Llamó a los Doce y los fue enviando de dos en dos, confiriéndoles poder sobre los espíritus inmundos.
Están conviviendo con Él; han visto y oído muchas cosas. Aunque no están todavía suficientemente preparados, Jesús decide que ha llegado el momento de un primer ensayo. Seguramente la predicación sería bastante deficiente; llevaban poco tiempo con Jesús y no habían entendido ni su mensaje ni su persona. Predicarían más al estilo del Bautista que al estilo de Jesús, poniendo al hombre y sus obras, más que a Jesús, como punto de mira de la conversión. Pero Jesús, que no es un perfeccionista porque lo fía todo a la acción del Espíritu, los envía.
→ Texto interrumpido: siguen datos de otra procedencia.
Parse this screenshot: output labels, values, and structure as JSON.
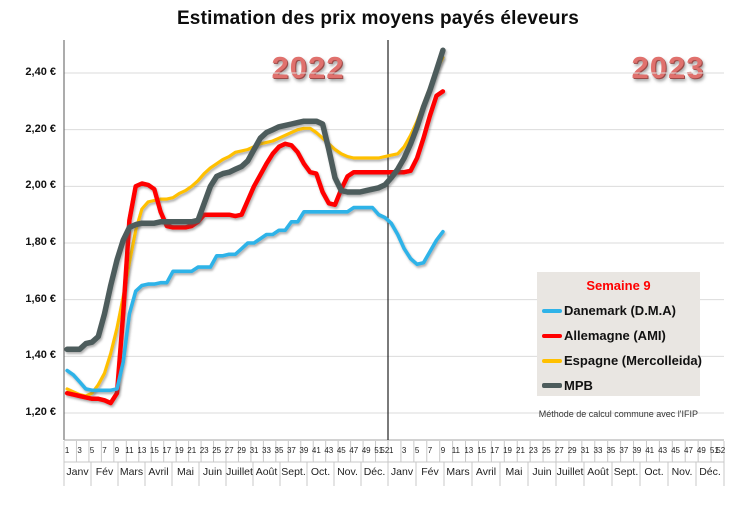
{
  "title": "Estimation des prix moyens payés éleveurs",
  "footnote": "Méthode de calcul commune avec l'IFIP",
  "legend": {
    "title": "Semaine 9",
    "items": [
      "Danemark (D.M.A)",
      "Allemagne (AMI)",
      "Espagne (Mercolleida)",
      "MPB"
    ]
  },
  "chart_data": {
    "type": "line",
    "title": "Estimation des prix moyens payés éleveurs",
    "x_unit": "semaine",
    "annotation_week": "Semaine 9",
    "grid": "horizontal",
    "legend_position": "right-middle",
    "divider_color": "#222222",
    "years": [
      {
        "label": "2022",
        "week_tick_labels": [
          "1",
          "3",
          "5",
          "7",
          "9",
          "11",
          "13",
          "15",
          "17",
          "19",
          "21",
          "23",
          "25",
          "27",
          "29",
          "31",
          "33",
          "35",
          "37",
          "39",
          "41",
          "43",
          "45",
          "47",
          "49",
          "51",
          "52"
        ],
        "months": [
          "Janv",
          "Fév",
          "Mars",
          "Avril",
          "Mai",
          "Juin",
          "Juillet",
          "Août",
          "Sept.",
          "Oct.",
          "Nov.",
          "Déc."
        ]
      },
      {
        "label": "2023",
        "week_tick_labels": [
          "1",
          "3",
          "5",
          "7",
          "9",
          "11",
          "13",
          "15",
          "17",
          "19",
          "21",
          "23",
          "25",
          "27",
          "29",
          "31",
          "33",
          "35",
          "37",
          "39",
          "41",
          "43",
          "45",
          "47",
          "49",
          "51",
          "52"
        ],
        "months": [
          "Janv",
          "Fév",
          "Mars",
          "Avril",
          "Mai",
          "Juin",
          "Juillet",
          "Août",
          "Sept.",
          "Oct.",
          "Nov.",
          "Déc."
        ]
      }
    ],
    "y_axis": {
      "unit": "€/kg",
      "min": 1.1,
      "max": 2.52,
      "ticks": [
        {
          "value": 1.2,
          "label": "1,20 €"
        },
        {
          "value": 1.4,
          "label": "1,40 €"
        },
        {
          "value": 1.6,
          "label": "1,60 €"
        },
        {
          "value": 1.8,
          "label": "1,80 €"
        },
        {
          "value": 2.0,
          "label": "2,00 €"
        },
        {
          "value": 2.2,
          "label": "2,20 €"
        },
        {
          "value": 2.4,
          "label": "2,40 €"
        }
      ]
    },
    "series": [
      {
        "name": "Espagne (Mercolleida)",
        "color": "#ffc000",
        "y2022": [
          1.285,
          1.275,
          1.265,
          1.26,
          1.27,
          1.3,
          1.34,
          1.41,
          1.5,
          1.61,
          1.73,
          1.845,
          1.92,
          1.945,
          1.95,
          1.955,
          1.955,
          1.96,
          1.975,
          1.985,
          2.0,
          2.02,
          2.045,
          2.065,
          2.08,
          2.095,
          2.105,
          2.12,
          2.125,
          2.13,
          2.14,
          2.15,
          2.155,
          2.16,
          2.17,
          2.18,
          2.19,
          2.2,
          2.205,
          2.205,
          2.19,
          2.17,
          2.15,
          2.13,
          2.115,
          2.105,
          2.1,
          2.1,
          2.1,
          2.1,
          2.1,
          2.105
        ],
        "y2023": [
          2.11,
          2.115,
          2.14,
          2.18,
          2.23,
          2.29,
          2.35,
          2.41,
          2.455
        ]
      },
      {
        "name": "Allemagne (AMI)",
        "color": "#ff0000",
        "y2022": [
          1.27,
          1.265,
          1.26,
          1.255,
          1.25,
          1.25,
          1.245,
          1.235,
          1.27,
          1.55,
          1.88,
          2.0,
          2.01,
          2.005,
          1.99,
          1.91,
          1.86,
          1.855,
          1.855,
          1.855,
          1.86,
          1.875,
          1.9,
          1.9,
          1.9,
          1.9,
          1.9,
          1.895,
          1.9,
          1.95,
          2.0,
          2.04,
          2.08,
          2.115,
          2.14,
          2.15,
          2.145,
          2.12,
          2.08,
          2.05,
          2.045,
          1.98,
          1.94,
          1.935,
          1.99,
          2.035,
          2.05,
          2.05,
          2.05,
          2.05,
          2.05,
          2.05
        ],
        "y2023": [
          2.05,
          2.05,
          2.05,
          2.055,
          2.1,
          2.17,
          2.25,
          2.32,
          2.335
        ]
      },
      {
        "name": "Danemark (D.M.A)",
        "color": "#2fb3e8",
        "y2022": [
          1.35,
          1.335,
          1.31,
          1.285,
          1.28,
          1.28,
          1.28,
          1.28,
          1.285,
          1.38,
          1.55,
          1.63,
          1.65,
          1.655,
          1.655,
          1.66,
          1.66,
          1.7,
          1.7,
          1.7,
          1.7,
          1.715,
          1.715,
          1.715,
          1.755,
          1.755,
          1.76,
          1.76,
          1.78,
          1.8,
          1.8,
          1.815,
          1.83,
          1.83,
          1.845,
          1.845,
          1.875,
          1.875,
          1.91,
          1.91,
          1.91,
          1.91,
          1.91,
          1.91,
          1.91,
          1.91,
          1.925,
          1.925,
          1.925,
          1.925,
          1.9,
          1.89
        ],
        "y2023": [
          1.87,
          1.83,
          1.78,
          1.745,
          1.725,
          1.73,
          1.77,
          1.81,
          1.84
        ]
      },
      {
        "name": "MPB",
        "color": "#4d5c5c",
        "y2022": [
          1.425,
          1.425,
          1.425,
          1.445,
          1.45,
          1.47,
          1.55,
          1.65,
          1.74,
          1.81,
          1.855,
          1.865,
          1.87,
          1.87,
          1.87,
          1.875,
          1.875,
          1.875,
          1.875,
          1.875,
          1.875,
          1.88,
          1.94,
          2.0,
          2.035,
          2.045,
          2.05,
          2.06,
          2.07,
          2.09,
          2.13,
          2.17,
          2.19,
          2.2,
          2.21,
          2.215,
          2.22,
          2.225,
          2.23,
          2.23,
          2.23,
          2.22,
          2.13,
          2.03,
          1.985,
          1.98,
          1.98,
          1.98,
          1.985,
          1.99,
          1.995,
          2.005
        ],
        "y2023": [
          2.03,
          2.06,
          2.1,
          2.15,
          2.21,
          2.28,
          2.34,
          2.41,
          2.48
        ]
      }
    ]
  }
}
Que el discípulo, el enviado, sea más o menos competente, más o menos digno, tiene una importancia muy relativa; el verdadero protagonista de la misión es el Espíritu. Contemplamos a este Jesús que asume con naturalidad las muchas deficiencias de sus enviados.
Les encargó que llevaran para el camino un bastón y nada más, pero ni pan, ni alforja, ni dinero suelto en la faja.
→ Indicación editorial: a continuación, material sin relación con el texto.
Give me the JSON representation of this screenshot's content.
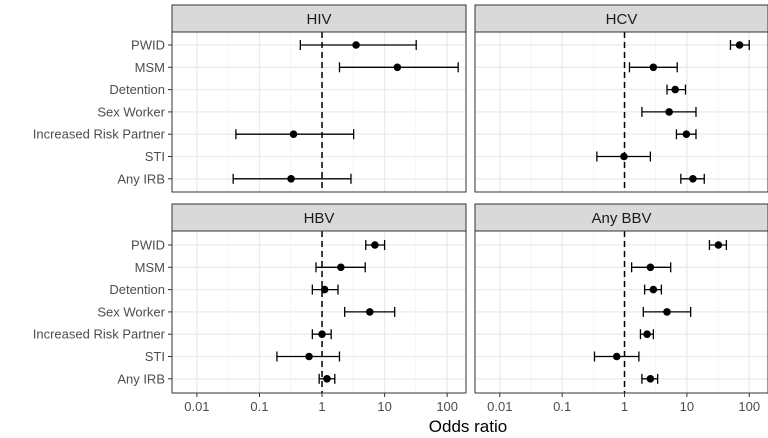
{
  "chart_data": {
    "type": "scatter",
    "subtype": "forest-plot",
    "xlabel": "Odds ratio",
    "ylabel": "",
    "xscale": "log10",
    "xlim": [
      0.004,
      200
    ],
    "xticks": [
      0.01,
      0.1,
      1,
      10,
      100
    ],
    "xtick_labels": [
      "0.01",
      "0.1",
      "1",
      "10",
      "100"
    ],
    "reference_line": 1,
    "grid": true,
    "categories": [
      "PWID",
      "MSM",
      "Detention",
      "Sex Worker",
      "Increased Risk Partner",
      "STI",
      "Any IRB"
    ],
    "panels": [
      {
        "title": "HIV",
        "estimates": [
          3.5,
          16,
          null,
          null,
          0.35,
          null,
          0.32
        ],
        "lower": [
          0.45,
          1.9,
          null,
          null,
          0.042,
          null,
          0.038
        ],
        "upper": [
          32,
          150,
          null,
          null,
          3.2,
          null,
          2.9
        ]
      },
      {
        "title": "HCV",
        "estimates": [
          70,
          2.9,
          6.5,
          5.2,
          9.8,
          0.98,
          12.5
        ],
        "lower": [
          50,
          1.2,
          4.8,
          1.9,
          6.8,
          0.36,
          8.0
        ],
        "upper": [
          100,
          7.0,
          9.5,
          14,
          14,
          2.6,
          19
        ]
      },
      {
        "title": "HBV",
        "estimates": [
          7.0,
          2.0,
          1.1,
          5.8,
          1.0,
          0.62,
          1.2
        ],
        "lower": [
          5.0,
          0.8,
          0.7,
          2.3,
          0.7,
          0.19,
          0.9
        ],
        "upper": [
          10,
          4.9,
          1.8,
          14.5,
          1.4,
          1.9,
          1.6
        ]
      },
      {
        "title": "Any BBV",
        "estimates": [
          32,
          2.6,
          2.9,
          4.8,
          2.3,
          0.75,
          2.6
        ],
        "lower": [
          23,
          1.3,
          2.1,
          2.0,
          1.8,
          0.33,
          1.9
        ],
        "upper": [
          43,
          5.5,
          3.9,
          11.5,
          2.9,
          1.7,
          3.4
        ]
      }
    ]
  }
}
Así, sin apoyos materiales. Fiándolo todo a la acción del Espíritu, el discípulo no pone su confianza en los medios de los que puede disponer, por muy eficaces que parezcan. A Jesús parece importarle más el cómo que en el contenido de la misión.
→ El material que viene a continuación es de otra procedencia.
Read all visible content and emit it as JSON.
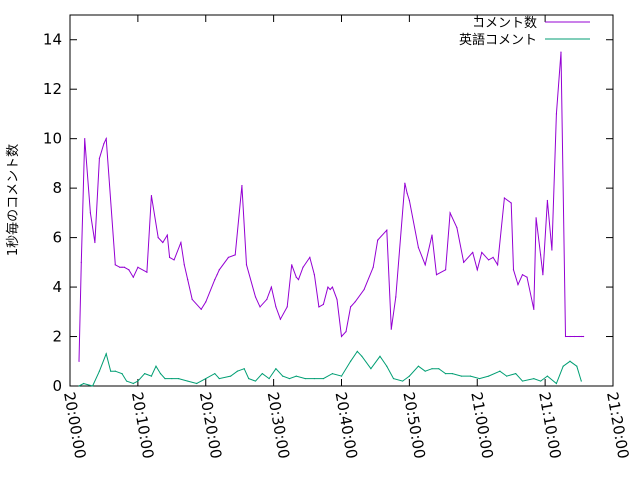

Salieron y recorrieron todas las aldeas anunciando por todas partes el mensaje de salvación y curando a los enfermos.
Anunciando y curando. Las cosas se hacen haciendo. Un autor actual dice que las mejores cosas de la vida se aprenden en gerundio, de manera continuada. Se aprende a amar, amando. Se aprende a creer, creyendo. Se aprende a seguir a Jesús, levantándose miles de veces de las caídas y tropiezos.